Pannus formation might prevent a leaflet from functioning well, and the presence of a pannus on the outflow of the left ventricle below a mechanical valve could narrow the outflow orifice, causing stenosis. This complication occurs mainly after long procedures. We reported a case with a pannus, in which the pannus was resected using rotatable tilting disc prosthesis, resulting in successful preservation of the intact prosthesis [46]. We also experienced four other reoperation cases due to pannus formation [47, 48]. The earliest case received reoperation at 97 months, and the other three cases were treated between 20 and 39 years after the initial operations. Oh et al. [49] reported a large amount of pannus ingrowth in 33 aortic valve replacement patients with an increased mean pressure gradient. The mean interval from the previous operation was 16.7 ± 4.3 years, and the authors showed that the most common etiology for the previous surgery was rheumatic valve disease. Ellensen et al. [50] also reported a large series of 27 cases, and showed that females and younger patients had a higher risk of pannus formation. Al-Alao et al. [51] reported a rare case with pannus formation 3 months after surgery. Certain intrinsic factors might contribute to pannus formation, and manufacturers have been changing their designs and suture ring fabric compositions to prevent a pannus from developing. The results of these changes will take several decades to become evident.

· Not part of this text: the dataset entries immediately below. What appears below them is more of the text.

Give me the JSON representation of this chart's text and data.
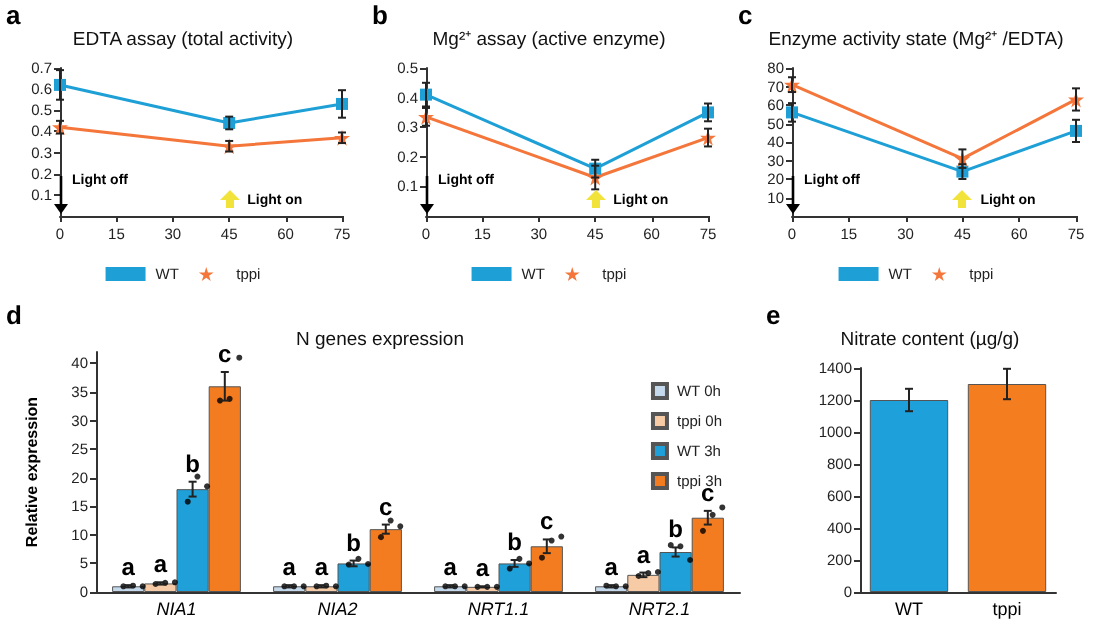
{
  "chart_data": [
    {
      "type": "line",
      "title": "EDTA assay (total activity)",
      "annotations": [
        "a",
        "Light off",
        "Light on"
      ],
      "x": [
        0,
        45,
        75
      ],
      "xlim": [
        0,
        75
      ],
      "xticks": [
        0,
        15,
        30,
        45,
        60,
        75
      ],
      "ylim": [
        0,
        0.7
      ],
      "yticks": [
        0.1,
        0.2,
        0.3,
        0.4,
        0.5,
        0.6,
        0.7
      ],
      "legend": "bottom",
      "series": [
        {
          "name": "WT",
          "color": "#1ea0d6",
          "marker": "square",
          "values": [
            0.62,
            0.44,
            0.53
          ],
          "errors": [
            0.07,
            0.03,
            0.065
          ]
        },
        {
          "name": "tppi",
          "color": "#f5763a",
          "marker": "star",
          "values": [
            0.42,
            0.33,
            0.37
          ],
          "errors": [
            0.03,
            0.025,
            0.025
          ]
        }
      ]
    },
    {
      "type": "line",
      "title": "Mg²⁺ assay (active enzyme)",
      "annotations": [
        "b",
        "Light off",
        "Light on"
      ],
      "x": [
        0,
        45,
        75
      ],
      "xlim": [
        0,
        75
      ],
      "xticks": [
        0,
        15,
        30,
        45,
        60,
        75
      ],
      "ylim": [
        0,
        0.5
      ],
      "yticks": [
        0.1,
        0.2,
        0.3,
        0.4,
        0.5
      ],
      "legend": "bottom",
      "series": [
        {
          "name": "WT",
          "color": "#1ea0d6",
          "marker": "square",
          "values": [
            0.41,
            0.16,
            0.35
          ],
          "errors": [
            0.04,
            0.03,
            0.03
          ]
        },
        {
          "name": "tppi",
          "color": "#f5763a",
          "marker": "star",
          "values": [
            0.335,
            0.13,
            0.265
          ],
          "errors": [
            0.03,
            0.04,
            0.03
          ]
        }
      ]
    },
    {
      "type": "line",
      "title": "Enzyme activity state (Mg²⁺ /EDTA)",
      "annotations": [
        "c",
        "Light off",
        "Light on"
      ],
      "x": [
        0,
        45,
        75
      ],
      "xlim": [
        0,
        75
      ],
      "xticks": [
        0,
        15,
        30,
        45,
        60,
        75
      ],
      "ylim": [
        0,
        80
      ],
      "yticks": [
        10,
        20,
        30,
        40,
        50,
        60,
        70,
        80
      ],
      "legend": "bottom",
      "series": [
        {
          "name": "WT",
          "color": "#1ea0d6",
          "marker": "square",
          "values": [
            56,
            24,
            46
          ],
          "errors": [
            5,
            4,
            6
          ]
        },
        {
          "name": "tppi",
          "color": "#f5763a",
          "marker": "star",
          "values": [
            71,
            31,
            63
          ],
          "errors": [
            4,
            5,
            6
          ]
        }
      ]
    },
    {
      "type": "bar",
      "title": "N genes expression",
      "ylabel": "Relative expression",
      "annotations": [
        "d"
      ],
      "categories": [
        "NIA1",
        "NIA2",
        "NRT1.1",
        "NRT2.1"
      ],
      "ylim": [
        0,
        42
      ],
      "yticks": [
        0,
        5,
        10,
        15,
        20,
        25,
        30,
        35,
        40
      ],
      "legend": "top right",
      "series": [
        {
          "name": "WT 0h",
          "color": "#c5d9ec",
          "values": [
            1,
            1,
            1,
            1
          ],
          "errors": [
            0.2,
            0.2,
            0.2,
            0.2
          ],
          "value_labels": [
            "a",
            "a",
            "a",
            "a"
          ]
        },
        {
          "name": "tppi 0h",
          "color": "#f7cba5",
          "values": [
            1.5,
            1,
            0.9,
            3
          ],
          "errors": [
            0.2,
            0.2,
            0.1,
            0.4
          ],
          "value_labels": [
            "a",
            "a",
            "a",
            "a"
          ]
        },
        {
          "name": "WT 3h",
          "color": "#1fa0d8",
          "values": [
            18,
            5,
            5,
            7
          ],
          "errors": [
            1.3,
            0.5,
            0.6,
            0.8
          ],
          "value_labels": [
            "b",
            "b",
            "b",
            "b"
          ]
        },
        {
          "name": "tppi 3h",
          "color": "#f47c20",
          "values": [
            36,
            11,
            8,
            13
          ],
          "errors": [
            2.5,
            0.8,
            1.2,
            1.2
          ],
          "value_labels": [
            "c",
            "c",
            "c",
            "c"
          ]
        },
        {
          "type": "scatter",
          "color": "#000000",
          "x": [
            "NIA1",
            "NIA1",
            "NIA1",
            "NIA2",
            "NIA2",
            "NIA2",
            "NRT1.1",
            "NRT1.1",
            "NRT1.1",
            "NRT2.1",
            "NRT2.1",
            "NRT2.1"
          ],
          "values": [
            1,
            1.1,
            1,
            1,
            1,
            1,
            1,
            1,
            1,
            1.1,
            1,
            1
          ]
        },
        {
          "type": "scatter",
          "color": "#000000",
          "x": [
            "NIA1",
            "NIA1",
            "NIA1",
            "NIA2",
            "NIA2",
            "NIA2",
            "NRT1.1",
            "NRT1.1",
            "NRT1.1",
            "NRT2.1",
            "NRT2.1",
            "NRT2.1"
          ],
          "values": [
            1.4,
            1.6,
            1.7,
            1,
            1.1,
            1,
            0.9,
            0.9,
            0.9,
            2.8,
            3.3,
            3.5
          ]
        },
        {
          "type": "scatter",
          "color": "#000000",
          "x": [
            "NIA1",
            "NIA1",
            "NIA1",
            "NIA2",
            "NIA2",
            "NIA2",
            "NRT1.1",
            "NRT1.1",
            "NRT1.1",
            "NRT2.1",
            "NRT2.1",
            "NRT2.1"
          ],
          "values": [
            15.8,
            20.2,
            18.5,
            4.8,
            5.8,
            4.9,
            4.1,
            5.8,
            5,
            8.2,
            8,
            5.6
          ]
        },
        {
          "type": "scatter",
          "color": "#000000",
          "x": [
            "NIA1",
            "NIA1",
            "NIA1",
            "NIA2",
            "NIA2",
            "NIA2",
            "NRT1.1",
            "NRT1.1",
            "NRT1.1",
            "NRT2.1",
            "NRT2.1",
            "NRT2.1"
          ],
          "values": [
            33.5,
            33.8,
            41,
            9.6,
            12.5,
            11.5,
            6,
            9,
            9.7,
            10.7,
            13.5,
            14.8
          ]
        }
      ]
    },
    {
      "type": "bar",
      "title": "Nitrate content (µg/g)",
      "annotations": [
        "e"
      ],
      "categories": [
        "WT",
        "tppi"
      ],
      "ylim": [
        0,
        1400
      ],
      "yticks": [
        0,
        200,
        400,
        600,
        800,
        1000,
        1200,
        1400
      ],
      "series": [
        {
          "colors": [
            "#1ea0da",
            "#f47d20"
          ],
          "values": [
            1200,
            1300
          ],
          "errors": [
            70,
            95
          ]
        }
      ]
    }
  ]
}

In addition, diagnosing pannus formation is not easy. The clinical signs of implanted valve dysfunction, such as stenosis, might indicate certain diagnostic procedures, and an echocardiogram is the key to detect valve dysfunction. However, Xu et al. [52] showed that fluoroscopic examination was useful to reveal a radio-opaque ring within the implanted valve orifice, and Teshima et al. [53] studied the effectiveness of multidetector-row-computed tomography to demonstrate pannus overgrowth on the inflow aspect of the prosthetic valve.

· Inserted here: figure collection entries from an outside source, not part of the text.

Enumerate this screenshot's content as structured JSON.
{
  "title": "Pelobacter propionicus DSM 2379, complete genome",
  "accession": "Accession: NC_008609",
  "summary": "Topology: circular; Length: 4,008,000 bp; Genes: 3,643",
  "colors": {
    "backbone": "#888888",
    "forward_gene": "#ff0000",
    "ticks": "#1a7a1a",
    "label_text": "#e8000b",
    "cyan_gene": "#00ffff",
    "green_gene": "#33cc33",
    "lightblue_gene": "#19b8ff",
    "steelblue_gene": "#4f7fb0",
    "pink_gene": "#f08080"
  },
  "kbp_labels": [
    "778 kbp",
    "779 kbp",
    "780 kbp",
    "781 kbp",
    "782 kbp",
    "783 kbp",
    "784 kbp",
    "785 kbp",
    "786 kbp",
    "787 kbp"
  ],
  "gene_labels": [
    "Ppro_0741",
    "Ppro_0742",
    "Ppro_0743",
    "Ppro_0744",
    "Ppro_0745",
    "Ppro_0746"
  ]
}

Some authors found an annular valve suture interfering with the normal closure mechanism of a prosthetic leaflet, causing valve dysfunction [54, 55]. The normal prosthetic valve function was restored after removing the suture material. Apparent hemolysis without a paravalvular leak has been rarely reported [9, 56, 57]. Borman et al. [57] showed that simultaneous aortic and mitral valve replacement caused relatively increased hemolysis compared with single valve replacements, and indicated that all of six instances treated at their institution did not require reoperation.